Los vecinos de Buenos Aires insisten en el derribo de viviendas para eliminar el narcotráfico

Subdelegado informa de la reunión con vecinos de Buenos Aires (Foto:E.P.)

También piden el apoyo a las familias gitanas para acabar con la lacra de la venta de droga en el barrio.

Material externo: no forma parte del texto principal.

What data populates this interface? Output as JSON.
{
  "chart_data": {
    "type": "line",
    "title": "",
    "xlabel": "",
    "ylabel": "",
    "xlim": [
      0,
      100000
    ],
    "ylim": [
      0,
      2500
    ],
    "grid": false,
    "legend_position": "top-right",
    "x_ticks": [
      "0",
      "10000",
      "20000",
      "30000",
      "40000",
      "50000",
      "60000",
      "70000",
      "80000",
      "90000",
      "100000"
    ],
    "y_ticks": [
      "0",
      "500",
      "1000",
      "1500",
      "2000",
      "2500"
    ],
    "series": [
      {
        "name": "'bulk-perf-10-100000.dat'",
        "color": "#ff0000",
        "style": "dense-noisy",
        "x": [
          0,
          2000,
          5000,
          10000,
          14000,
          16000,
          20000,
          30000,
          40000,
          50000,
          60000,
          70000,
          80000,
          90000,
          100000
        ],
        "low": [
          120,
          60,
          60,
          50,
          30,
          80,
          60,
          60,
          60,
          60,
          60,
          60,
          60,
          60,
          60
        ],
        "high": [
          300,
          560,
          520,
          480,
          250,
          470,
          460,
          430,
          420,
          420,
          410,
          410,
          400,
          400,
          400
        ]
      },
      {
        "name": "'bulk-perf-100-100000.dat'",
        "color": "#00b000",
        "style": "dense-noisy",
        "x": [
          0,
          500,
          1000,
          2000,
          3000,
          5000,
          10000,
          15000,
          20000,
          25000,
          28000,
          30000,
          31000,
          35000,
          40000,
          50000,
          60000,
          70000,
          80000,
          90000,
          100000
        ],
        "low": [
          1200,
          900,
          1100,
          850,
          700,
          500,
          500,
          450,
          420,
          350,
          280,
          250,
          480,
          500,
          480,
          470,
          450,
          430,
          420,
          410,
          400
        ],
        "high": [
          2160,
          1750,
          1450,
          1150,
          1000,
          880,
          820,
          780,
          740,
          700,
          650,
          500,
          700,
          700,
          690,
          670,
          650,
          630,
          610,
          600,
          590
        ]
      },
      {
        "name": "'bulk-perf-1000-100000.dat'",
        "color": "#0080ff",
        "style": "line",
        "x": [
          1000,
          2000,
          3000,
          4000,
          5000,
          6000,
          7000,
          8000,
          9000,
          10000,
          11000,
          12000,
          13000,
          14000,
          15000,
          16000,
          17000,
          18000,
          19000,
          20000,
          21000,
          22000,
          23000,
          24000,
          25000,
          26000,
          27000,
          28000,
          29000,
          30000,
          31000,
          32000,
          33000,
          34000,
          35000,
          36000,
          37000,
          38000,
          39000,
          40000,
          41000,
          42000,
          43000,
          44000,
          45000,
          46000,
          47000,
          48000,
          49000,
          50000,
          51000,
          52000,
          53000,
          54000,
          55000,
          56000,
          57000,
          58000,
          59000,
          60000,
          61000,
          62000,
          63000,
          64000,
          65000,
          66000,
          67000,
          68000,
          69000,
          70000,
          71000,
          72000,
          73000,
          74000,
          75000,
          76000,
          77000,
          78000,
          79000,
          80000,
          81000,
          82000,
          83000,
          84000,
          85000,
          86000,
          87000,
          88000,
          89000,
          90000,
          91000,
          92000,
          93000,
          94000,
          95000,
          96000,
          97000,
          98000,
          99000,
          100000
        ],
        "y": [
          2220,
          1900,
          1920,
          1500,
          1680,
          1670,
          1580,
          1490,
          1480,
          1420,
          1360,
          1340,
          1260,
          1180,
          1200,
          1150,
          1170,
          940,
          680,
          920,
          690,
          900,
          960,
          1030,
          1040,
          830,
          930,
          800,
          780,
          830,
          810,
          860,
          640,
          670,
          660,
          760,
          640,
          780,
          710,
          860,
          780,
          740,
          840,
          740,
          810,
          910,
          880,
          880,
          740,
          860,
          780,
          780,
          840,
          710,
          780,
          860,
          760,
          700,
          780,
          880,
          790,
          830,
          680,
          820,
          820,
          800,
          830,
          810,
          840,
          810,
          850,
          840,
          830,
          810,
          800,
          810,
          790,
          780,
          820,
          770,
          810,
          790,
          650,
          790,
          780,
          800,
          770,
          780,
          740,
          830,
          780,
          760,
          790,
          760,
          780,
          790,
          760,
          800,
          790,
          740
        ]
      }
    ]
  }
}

Los vecinos del barrio de Buenos Aires en la ciudad de Salamanca han insistido en medidas “drásticas” como el derribo de dos bloques de viviendas y en el apoyo del colectivo gitano para tratar de erradicar los problemas de narcotráfico que existen en la zona.

 

El párroco del barrio, Emiliano Tapia, ha señalado, respecto a la petición de que se pongan punto y final a los dos bloques de viviendas si es posible “desde el punto de vista legal”, que son propiedad de la Junta y que están “atravesados” por las familias que los ocupan y que se dedican en su mayoría a la venta de droga.

 

En cuanto al apoyo de las familias gitanas, Emiliano Tapia ha señalado que es “necesaria” su colaboración, puesto que este colectivo es “mayoría” en un barrio que tiene el narcotráfico y el absentismo escolar como algunos de sus problemas en el día a día.

 

Así lo ha indicado después de la reunión que han mantenido los vecinos, después de la toma de contacto inicial hace un mes, con los máximos representantes en Salamanca del Ayuntamiento, Delegación de la Junta, Subdelegación del Gobierno, Cuerpos y Fuerzas de Seguridad del Estado y Policía Local.

 

Tras esta reunión, el delegado de la Junta, Bienvenido Mena, ha reconocido que el consejero de Fomento, Antonio Silván, ya trabaja en este asunto de las viviendas de Buenos Aires para buscar una solución legal al problema que supone para los vecinos.

 

El alcalde de Salamanca, Alfonso Fernández Mañueco, ha detallado que la próxima semana comenzará a trabajar una comisión técnica sobre los asuntos de carácter social para abordar la problemática y buscar soluciones.

 

Asimismo, el subdelegado del Gobierno, Javier Galán, ha comentado, desde el punto de vista de la seguridad, que “se hará todo lo posible  para que la seguridad se mantenga” y para que la convivencia llegue a ser “normal, como en cualquier otro punto de la ciudad”.